Wife has worked at place non-stop for > 10 years, in the last couple of years she went from a 5 day to 3 day week (reared kids). 

Not long after a  hefty pay cut all staff were then told  they have to cut 1 work day as the business is not doing well. So now she will only be able to work 2 days and not 3.

Can she qualify for JSB on these grounds ? And if so would that be €196 / 6  per week ?
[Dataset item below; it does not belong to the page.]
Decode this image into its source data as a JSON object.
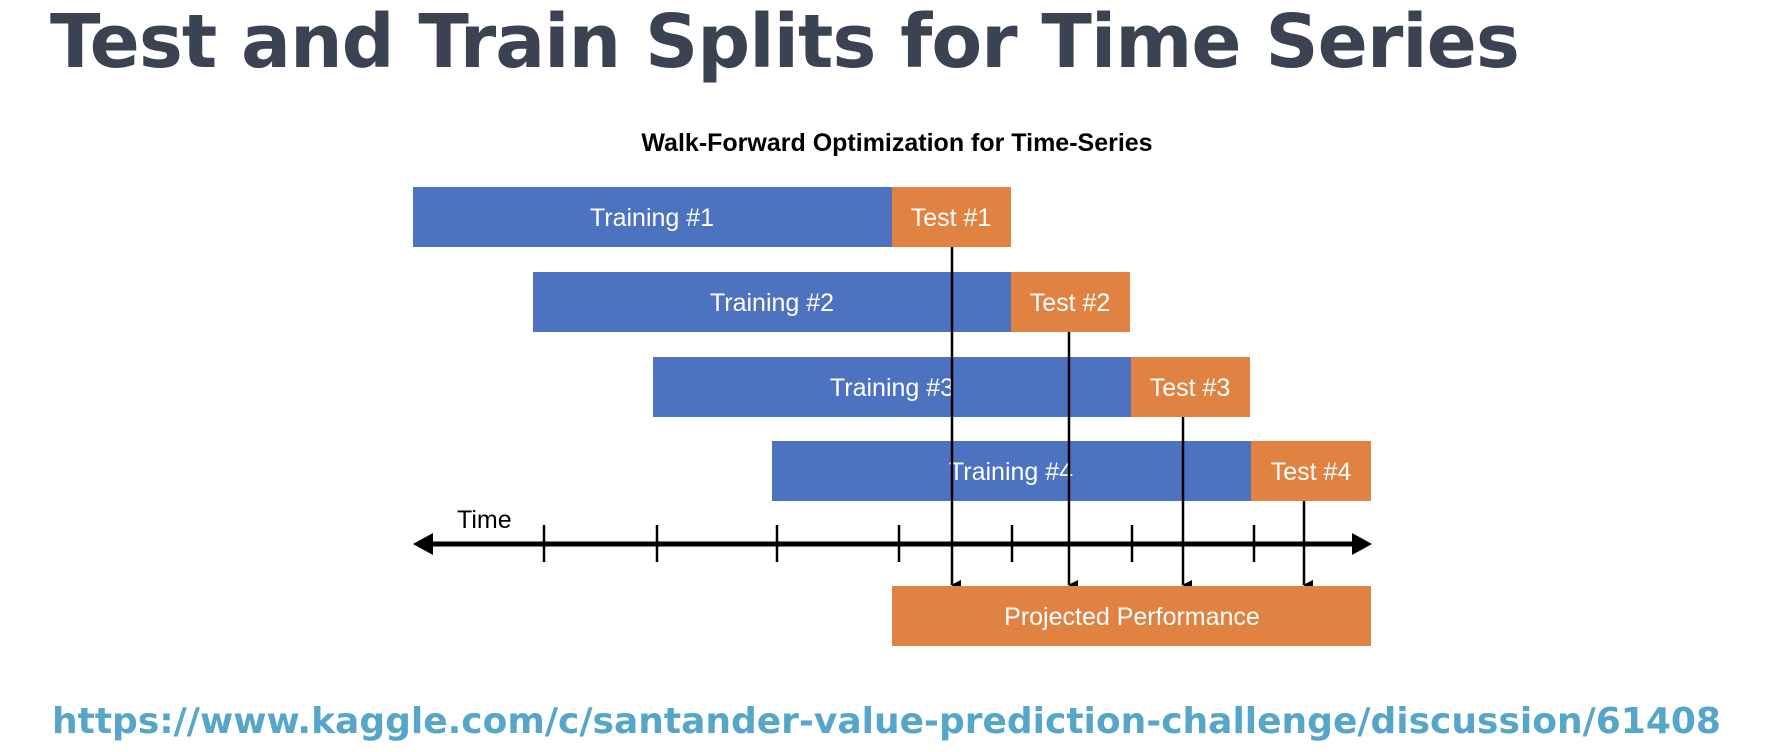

Many thanks for any replies,

SF


----------



## Welfarite (23 Feb 2010)

Read keypost guide for unemployed


----------



## SemperFi (23 Feb 2010)

Hi, 

Great thread, I knew this already but was still unclear whether it applies to my wife :



Welfarite said:


> More information on loss of employment and redundancy:
> 
> *Loss of employment*
> 
> ...


----------



## Welfarite (23 Feb 2010)

Unclear on which part? Your wife should have claimed when her days were first reduced but can do so now if she is available for full-time work. If not (still rearing kids?), then she can't.


----------



## SemperFi (23 Feb 2010)

Thanks for the reply.

So if she only wants to work a 3 day week and has been cut to 2 does she not therefore qualify ?

Cheers


----------



## Welfarite (24 Feb 2010)

Yeah, unfortunately so. She has to be available for and loking for full-time work to claim JB/JA


----------



## SemperFi (24 Feb 2010)

Thats grand - much appreciated. Cheers.


----------